The quantity of SMN protein in exosomes reflects the intracellular levels in fibroblasts derived from a mouse model of SMA and patients with type I SMA. Panel A: Crude protein cell lysates (5 µg) from MEFs derived from wildtype mice (MEF^WT) or Smn ^2B/− mice (MEF^2B/−), a mouse model of SMA, were analysed by immunoblot for SMN and tubulin (loading control).
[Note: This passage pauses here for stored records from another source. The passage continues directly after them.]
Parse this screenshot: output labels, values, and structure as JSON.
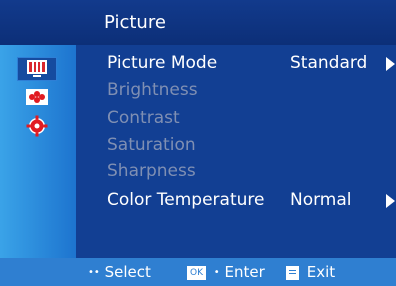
{
  "menu": {
    "title": "Picture",
    "icons": [
      "picture-icon",
      "color-settings-icon",
      "gear-icon"
    ],
    "items": [
      {
        "label": "Picture Mode",
        "value": "Standard",
        "enabled": true,
        "has_arrow": true
      },
      {
        "label": "Brightness",
        "value": "",
        "enabled": false,
        "has_arrow": false
      },
      {
        "label": "Contrast",
        "value": "",
        "enabled": false,
        "has_arrow": false
      },
      {
        "label": "Saturation",
        "value": "",
        "enabled": false,
        "has_arrow": false
      },
      {
        "label": "Sharpness",
        "value": "",
        "enabled": false,
        "has_arrow": false
      },
      {
        "label": "Color Temperature",
        "value": "Normal",
        "enabled": true,
        "has_arrow": true
      }
    ]
  },
  "footer": {
    "select_label": "Select",
    "ok_key": "OK",
    "enter_label": "Enter",
    "exit_label": "Exit"
  },
  "colors": {
    "title_bar": "#123a8c",
    "main_panel": "#123f93",
    "sidebar": "#2f8de0",
    "footer": "#2f7fd1",
    "disabled_text": "#7f8fb3"
  }
}
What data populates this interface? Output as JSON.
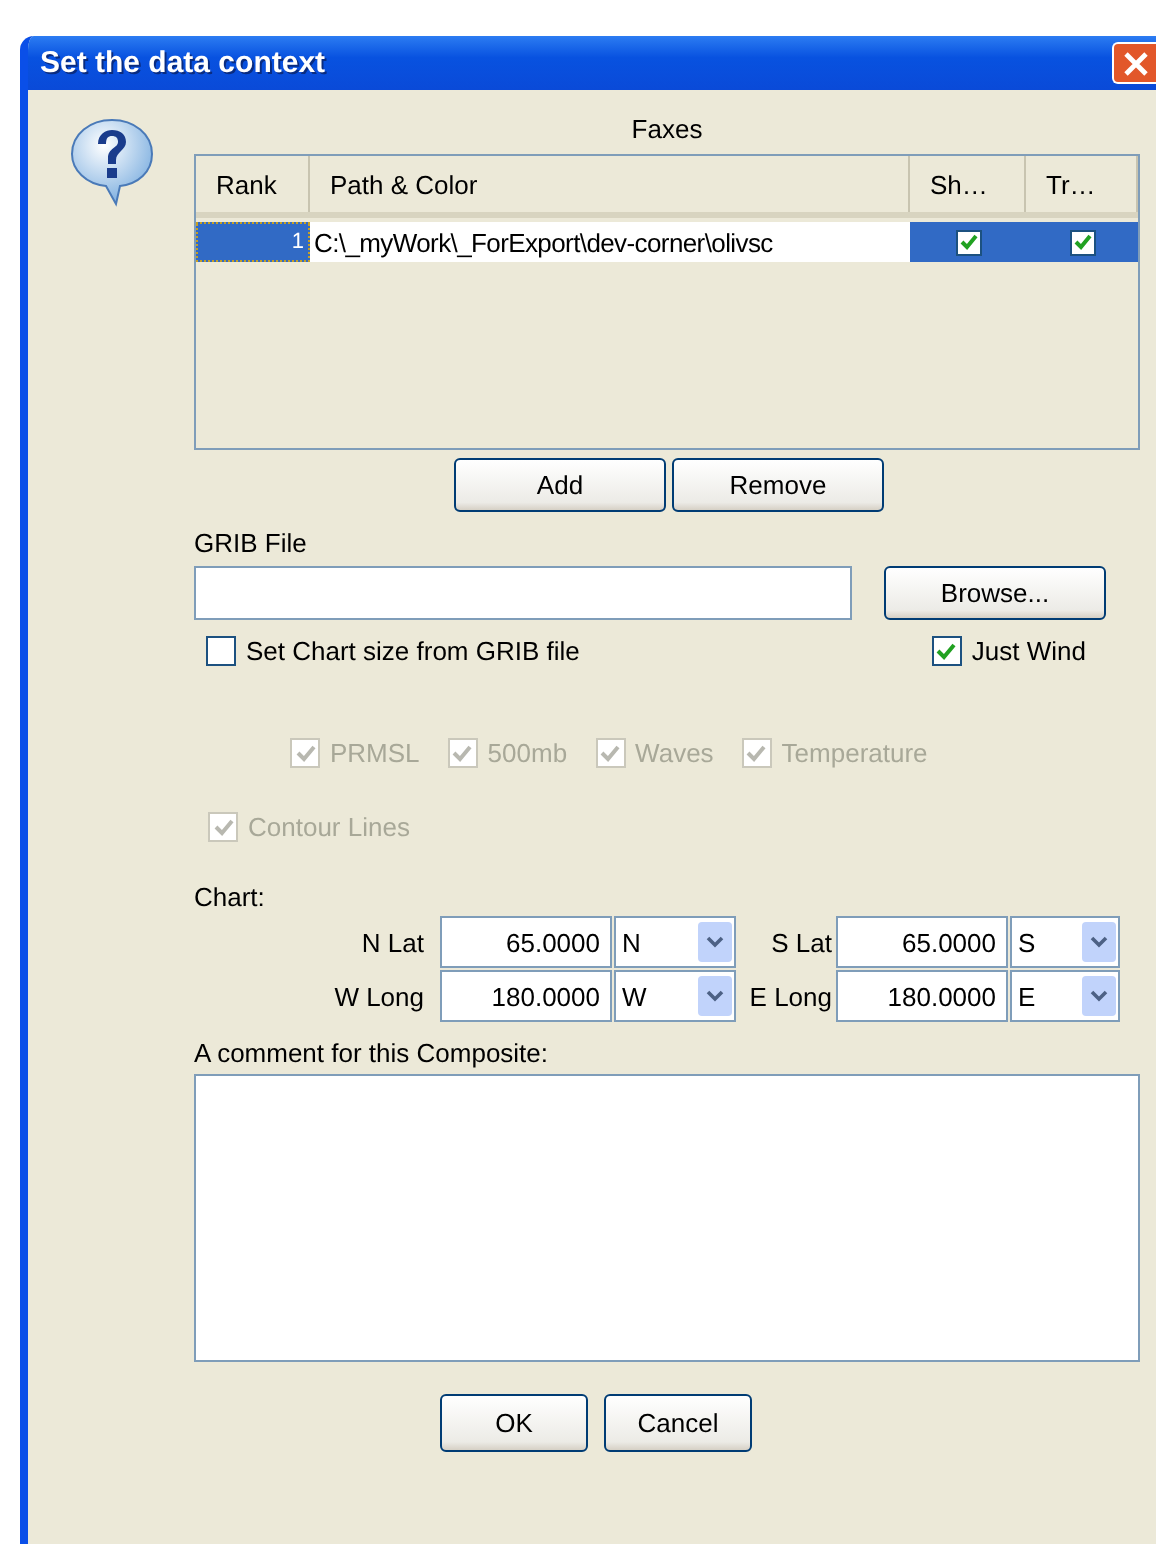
{
  "window": {
    "title": "Set the data context"
  },
  "faxes": {
    "title": "Faxes",
    "columns": [
      "Rank",
      "Path & Color",
      "Sh…",
      "Tr…"
    ],
    "rows": [
      {
        "rank": "1",
        "path": "C:\\_myWork\\_ForExport\\dev-corner\\olivsc",
        "show": true,
        "transparent": true,
        "selected": true
      }
    ]
  },
  "table_buttons": [
    "Add",
    "Remove"
  ],
  "grib": {
    "label": "GRIB File",
    "browse": "Browse..."
  },
  "options": [
    {
      "label": "Set Chart size from GRIB file",
      "checked": false,
      "disabled": false
    },
    {
      "label": "Just Wind",
      "checked": true,
      "disabled": false
    }
  ],
  "layers": [
    {
      "label": "PRMSL",
      "checked": true,
      "disabled": true
    },
    {
      "label": "500mb",
      "checked": true,
      "disabled": true
    },
    {
      "label": "Waves",
      "checked": true,
      "disabled": true
    },
    {
      "label": "Temperature",
      "checked": true,
      "disabled": true
    }
  ],
  "contour": {
    "label": "Contour Lines",
    "checked": true,
    "disabled": true
  },
  "chart": {
    "label": "Chart:",
    "fields": [
      {
        "label": "N Lat",
        "value": "65.0000",
        "hemisphere": "N"
      },
      {
        "label": "S Lat",
        "value": "65.0000",
        "hemisphere": "S"
      },
      {
        "label": "W Long",
        "value": "180.0000",
        "hemisphere": "W"
      },
      {
        "label": "E Long",
        "value": "180.0000",
        "hemisphere": "E"
      }
    ]
  },
  "comment": {
    "label": "A comment for this Composite:"
  },
  "buttons": [
    "OK",
    "Cancel"
  ]
}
Data is representative of n = 3. Panel B: Exosomes were isolated from the medium of MEF^WT and MEF^2B/−, 3 µg of the resulting samples were separated by SDS-PAGE and analysed by immunoblot for SMN, Alix, and flotillin (loading control). Data is representative of n = 3. Panel C: Crude protein cell lysates (5 µg) from normal, SMA carrier or SMA type I human fibroblasts were analysed by immunoblot for SMN and tubulin (loading control). Data is representative of n = 3, and is quantified in Panel D. Asterisks (*) indicates significant differences between groups, determined by Bonferroni post-hoc analysis (p < 0.05). Panel E: Exosomes were isolated from the medium of normal, carrier or SMA type I fibroblasts, 3 µg of the resulting samples were separated by SDS-PAGE and analysed by immunoblot for SMN, Alix, and flotillin (loading controls). Data is representative of n = 3, and is quantified in Panel F. Asterisks (*) indicates significant differences between groups, determined by Bonferroni post-hoc analysis (p < 0.05).